Os protestos dos médicos despertaram a solidariedade em todo o país e em Bengala Ocidental. Este incidente destaca o nexo entre a corrupção institucionalizada do governo TMC em Bengala Ocidental, o lamentável estado dos cuidados de saúde na Índia capitalista e o sexismo endêmico enfrentado pelas mulheres indianas em todos os sectores.
A questão é: se um médico não pode trabalhar com segurança, onde pode uma mulher?
Depois de milhares de médicos residentes terem saído para protestar, juntaram-se a eles jovens de universidades, pessoal médico e membros do público em geral. Mais uma vez, as ruas de Calcutá foram despertadas por protestos que reacenderam cenas de luta numa cidade conhecida como o foco do pensamento revolucionário e um bastião das lutas progressistas.
Cronologia do fato
Em 9 de agosto, uma médica estagiária do Hospital R.G Kar de Calcutá foi estuprada e assassinada. A princípio, a polícia disse à família que tinha sido suicídio. Foi uma tentativa de encobrimento por parte da polícia de Calcutá, sob instruções da liderança política do TMC. A família foi informada tardiamente da morte da filha. O corpo foi então cremado às pressas, o mesmo que aconteceu no estupro de Hathras, onde o corpo da vítima foi cremado às pressas para esconder as provas. Essa situação se desenvolveu por vários motivos, a médica estagiária trabalhava em turno de 36 horas! O hospital não tinha banheiros ou salas de descanso adequadas.
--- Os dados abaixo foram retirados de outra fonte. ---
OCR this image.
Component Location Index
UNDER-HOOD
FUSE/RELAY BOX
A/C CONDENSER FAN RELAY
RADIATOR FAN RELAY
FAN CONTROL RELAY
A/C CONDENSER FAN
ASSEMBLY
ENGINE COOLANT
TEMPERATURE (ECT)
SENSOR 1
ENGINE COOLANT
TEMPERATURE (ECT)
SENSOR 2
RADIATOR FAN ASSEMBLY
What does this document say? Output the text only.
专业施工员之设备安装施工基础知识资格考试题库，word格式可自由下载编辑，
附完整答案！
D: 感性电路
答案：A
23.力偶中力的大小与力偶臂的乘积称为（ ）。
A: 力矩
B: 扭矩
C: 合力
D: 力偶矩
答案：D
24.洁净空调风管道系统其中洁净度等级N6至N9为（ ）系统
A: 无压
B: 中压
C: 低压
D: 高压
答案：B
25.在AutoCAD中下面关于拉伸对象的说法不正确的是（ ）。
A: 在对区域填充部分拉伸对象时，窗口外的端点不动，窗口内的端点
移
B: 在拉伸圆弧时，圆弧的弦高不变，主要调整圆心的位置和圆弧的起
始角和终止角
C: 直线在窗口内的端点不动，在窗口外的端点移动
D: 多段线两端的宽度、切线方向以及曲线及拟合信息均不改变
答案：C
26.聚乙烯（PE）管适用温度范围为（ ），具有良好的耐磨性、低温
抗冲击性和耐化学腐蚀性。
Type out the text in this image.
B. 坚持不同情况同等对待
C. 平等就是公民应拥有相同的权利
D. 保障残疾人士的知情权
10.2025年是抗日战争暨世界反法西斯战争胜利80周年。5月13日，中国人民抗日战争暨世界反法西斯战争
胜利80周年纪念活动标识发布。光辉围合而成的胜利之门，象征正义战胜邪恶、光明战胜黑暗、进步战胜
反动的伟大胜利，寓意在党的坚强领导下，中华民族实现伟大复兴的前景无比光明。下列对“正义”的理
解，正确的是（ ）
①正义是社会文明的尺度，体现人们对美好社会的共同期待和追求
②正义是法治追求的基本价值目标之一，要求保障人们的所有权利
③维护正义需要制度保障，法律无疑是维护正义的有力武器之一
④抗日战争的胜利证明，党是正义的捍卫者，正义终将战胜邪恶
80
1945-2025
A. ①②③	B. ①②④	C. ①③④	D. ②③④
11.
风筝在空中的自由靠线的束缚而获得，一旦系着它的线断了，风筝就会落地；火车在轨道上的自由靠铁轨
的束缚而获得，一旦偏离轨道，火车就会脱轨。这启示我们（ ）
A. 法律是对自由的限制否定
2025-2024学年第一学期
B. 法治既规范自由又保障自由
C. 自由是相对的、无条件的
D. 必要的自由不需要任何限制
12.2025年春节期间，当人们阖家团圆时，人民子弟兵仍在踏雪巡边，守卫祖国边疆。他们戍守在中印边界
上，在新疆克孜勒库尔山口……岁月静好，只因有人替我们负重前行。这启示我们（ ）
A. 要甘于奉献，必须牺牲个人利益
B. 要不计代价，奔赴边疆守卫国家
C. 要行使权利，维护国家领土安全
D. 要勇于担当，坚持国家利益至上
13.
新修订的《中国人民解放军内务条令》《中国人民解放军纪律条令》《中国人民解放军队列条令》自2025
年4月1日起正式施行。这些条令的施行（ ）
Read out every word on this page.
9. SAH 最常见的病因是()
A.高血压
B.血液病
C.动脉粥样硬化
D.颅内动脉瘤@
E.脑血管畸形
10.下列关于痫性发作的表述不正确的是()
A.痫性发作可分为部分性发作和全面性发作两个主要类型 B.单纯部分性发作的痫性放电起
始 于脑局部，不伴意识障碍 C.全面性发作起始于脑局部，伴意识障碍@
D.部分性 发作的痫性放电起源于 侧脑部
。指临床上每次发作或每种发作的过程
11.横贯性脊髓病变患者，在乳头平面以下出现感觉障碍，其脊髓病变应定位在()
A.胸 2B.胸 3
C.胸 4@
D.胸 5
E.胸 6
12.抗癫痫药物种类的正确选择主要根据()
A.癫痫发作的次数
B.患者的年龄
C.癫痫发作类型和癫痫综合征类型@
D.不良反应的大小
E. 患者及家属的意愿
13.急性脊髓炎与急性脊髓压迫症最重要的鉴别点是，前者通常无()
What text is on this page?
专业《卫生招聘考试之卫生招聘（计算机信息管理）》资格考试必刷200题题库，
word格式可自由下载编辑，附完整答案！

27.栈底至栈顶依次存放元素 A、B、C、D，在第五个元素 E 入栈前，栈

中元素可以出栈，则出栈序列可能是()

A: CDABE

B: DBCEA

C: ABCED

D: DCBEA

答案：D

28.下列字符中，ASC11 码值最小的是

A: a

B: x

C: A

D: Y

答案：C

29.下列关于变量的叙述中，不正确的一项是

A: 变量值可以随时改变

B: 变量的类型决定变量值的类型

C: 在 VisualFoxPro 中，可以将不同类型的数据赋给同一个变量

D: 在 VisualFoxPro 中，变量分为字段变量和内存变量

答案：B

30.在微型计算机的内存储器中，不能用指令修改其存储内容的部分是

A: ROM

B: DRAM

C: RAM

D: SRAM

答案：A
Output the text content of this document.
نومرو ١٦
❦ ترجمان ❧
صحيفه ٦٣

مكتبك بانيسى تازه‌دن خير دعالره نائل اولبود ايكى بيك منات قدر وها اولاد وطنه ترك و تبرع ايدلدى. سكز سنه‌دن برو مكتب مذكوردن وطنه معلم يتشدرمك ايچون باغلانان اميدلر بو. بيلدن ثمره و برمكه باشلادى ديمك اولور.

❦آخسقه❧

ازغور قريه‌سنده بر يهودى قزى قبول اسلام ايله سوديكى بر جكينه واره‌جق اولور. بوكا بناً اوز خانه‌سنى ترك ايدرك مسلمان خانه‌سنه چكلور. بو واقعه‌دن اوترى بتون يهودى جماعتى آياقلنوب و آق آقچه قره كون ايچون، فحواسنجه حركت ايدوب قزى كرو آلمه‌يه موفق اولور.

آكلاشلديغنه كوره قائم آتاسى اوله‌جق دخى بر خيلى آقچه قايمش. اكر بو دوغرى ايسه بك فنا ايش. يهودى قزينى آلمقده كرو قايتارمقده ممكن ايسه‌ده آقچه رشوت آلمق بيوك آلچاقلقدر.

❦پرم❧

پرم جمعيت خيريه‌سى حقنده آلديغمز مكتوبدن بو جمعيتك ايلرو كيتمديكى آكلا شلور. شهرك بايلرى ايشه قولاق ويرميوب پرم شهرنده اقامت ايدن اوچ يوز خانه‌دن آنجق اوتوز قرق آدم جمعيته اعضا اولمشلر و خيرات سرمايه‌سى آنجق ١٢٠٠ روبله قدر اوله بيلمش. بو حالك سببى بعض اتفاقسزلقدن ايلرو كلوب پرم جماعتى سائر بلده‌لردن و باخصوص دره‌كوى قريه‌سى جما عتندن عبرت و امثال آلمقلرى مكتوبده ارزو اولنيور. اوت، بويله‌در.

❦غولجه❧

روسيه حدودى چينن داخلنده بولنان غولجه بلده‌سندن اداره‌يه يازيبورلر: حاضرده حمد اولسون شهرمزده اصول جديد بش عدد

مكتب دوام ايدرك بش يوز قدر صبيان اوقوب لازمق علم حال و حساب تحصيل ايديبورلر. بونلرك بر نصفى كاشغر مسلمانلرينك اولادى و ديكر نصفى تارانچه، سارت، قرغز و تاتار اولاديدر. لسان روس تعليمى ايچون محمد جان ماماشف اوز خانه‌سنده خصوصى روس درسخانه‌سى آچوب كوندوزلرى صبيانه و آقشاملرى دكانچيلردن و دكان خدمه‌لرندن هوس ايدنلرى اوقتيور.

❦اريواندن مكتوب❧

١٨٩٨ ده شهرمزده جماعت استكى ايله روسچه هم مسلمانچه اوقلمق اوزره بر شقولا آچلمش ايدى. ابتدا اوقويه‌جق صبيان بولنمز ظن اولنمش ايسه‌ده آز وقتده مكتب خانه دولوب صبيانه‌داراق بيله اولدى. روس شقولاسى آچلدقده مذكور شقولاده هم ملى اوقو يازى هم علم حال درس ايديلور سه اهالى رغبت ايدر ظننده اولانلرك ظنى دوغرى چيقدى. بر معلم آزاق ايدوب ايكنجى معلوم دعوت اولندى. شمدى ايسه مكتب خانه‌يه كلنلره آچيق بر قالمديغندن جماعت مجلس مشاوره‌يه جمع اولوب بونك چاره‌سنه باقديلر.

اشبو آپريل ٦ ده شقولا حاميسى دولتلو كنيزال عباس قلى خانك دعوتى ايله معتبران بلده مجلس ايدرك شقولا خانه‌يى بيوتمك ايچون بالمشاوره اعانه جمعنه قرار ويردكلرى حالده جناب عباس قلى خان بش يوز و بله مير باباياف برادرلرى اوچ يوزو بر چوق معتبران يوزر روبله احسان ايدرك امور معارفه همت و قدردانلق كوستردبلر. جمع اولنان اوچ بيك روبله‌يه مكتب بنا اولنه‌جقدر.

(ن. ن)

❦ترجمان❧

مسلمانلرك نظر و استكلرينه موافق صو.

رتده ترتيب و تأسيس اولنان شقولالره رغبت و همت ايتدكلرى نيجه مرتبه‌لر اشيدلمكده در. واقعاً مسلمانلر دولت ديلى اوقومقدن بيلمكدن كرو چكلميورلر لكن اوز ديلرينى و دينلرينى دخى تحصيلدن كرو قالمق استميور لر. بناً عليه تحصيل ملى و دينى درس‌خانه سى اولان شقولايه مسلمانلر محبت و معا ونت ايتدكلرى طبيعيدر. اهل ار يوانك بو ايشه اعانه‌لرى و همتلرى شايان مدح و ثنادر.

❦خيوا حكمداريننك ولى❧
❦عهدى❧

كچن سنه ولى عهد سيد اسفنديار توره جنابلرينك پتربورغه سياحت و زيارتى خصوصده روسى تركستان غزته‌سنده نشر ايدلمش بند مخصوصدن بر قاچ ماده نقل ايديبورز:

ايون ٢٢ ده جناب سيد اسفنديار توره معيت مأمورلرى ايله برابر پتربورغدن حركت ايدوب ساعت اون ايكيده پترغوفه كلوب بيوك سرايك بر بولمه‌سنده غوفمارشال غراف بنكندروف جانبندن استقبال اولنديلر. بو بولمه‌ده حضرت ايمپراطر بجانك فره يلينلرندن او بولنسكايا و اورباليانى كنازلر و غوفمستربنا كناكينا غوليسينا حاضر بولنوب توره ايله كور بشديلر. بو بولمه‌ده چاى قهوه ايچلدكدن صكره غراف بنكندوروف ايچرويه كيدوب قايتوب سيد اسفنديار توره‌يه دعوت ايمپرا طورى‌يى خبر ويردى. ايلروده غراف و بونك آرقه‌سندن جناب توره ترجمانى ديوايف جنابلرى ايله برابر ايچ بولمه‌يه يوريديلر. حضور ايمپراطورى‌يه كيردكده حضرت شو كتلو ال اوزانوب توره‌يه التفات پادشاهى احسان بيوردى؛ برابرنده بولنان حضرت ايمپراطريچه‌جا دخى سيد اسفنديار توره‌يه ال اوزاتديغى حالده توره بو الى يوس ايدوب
Tarde da noite, ele só encontrou descanso na sala de seminários. A segurança era mínima e o caminho estava aberto para qualquer crime ser cometido.
À medida que mais detalhes surgem, fica evidente que uma enorme rede de corrupção estava ocorrendo no hospital, cujo mentor era o diretor Sandip Ghosh. A médica em formação descobriu esta rede e ameaçou expô-la. O estupro foi acompanhado de um assassinato brutal, para enviar uma mensagem a quem ousasse contradizer o diretor.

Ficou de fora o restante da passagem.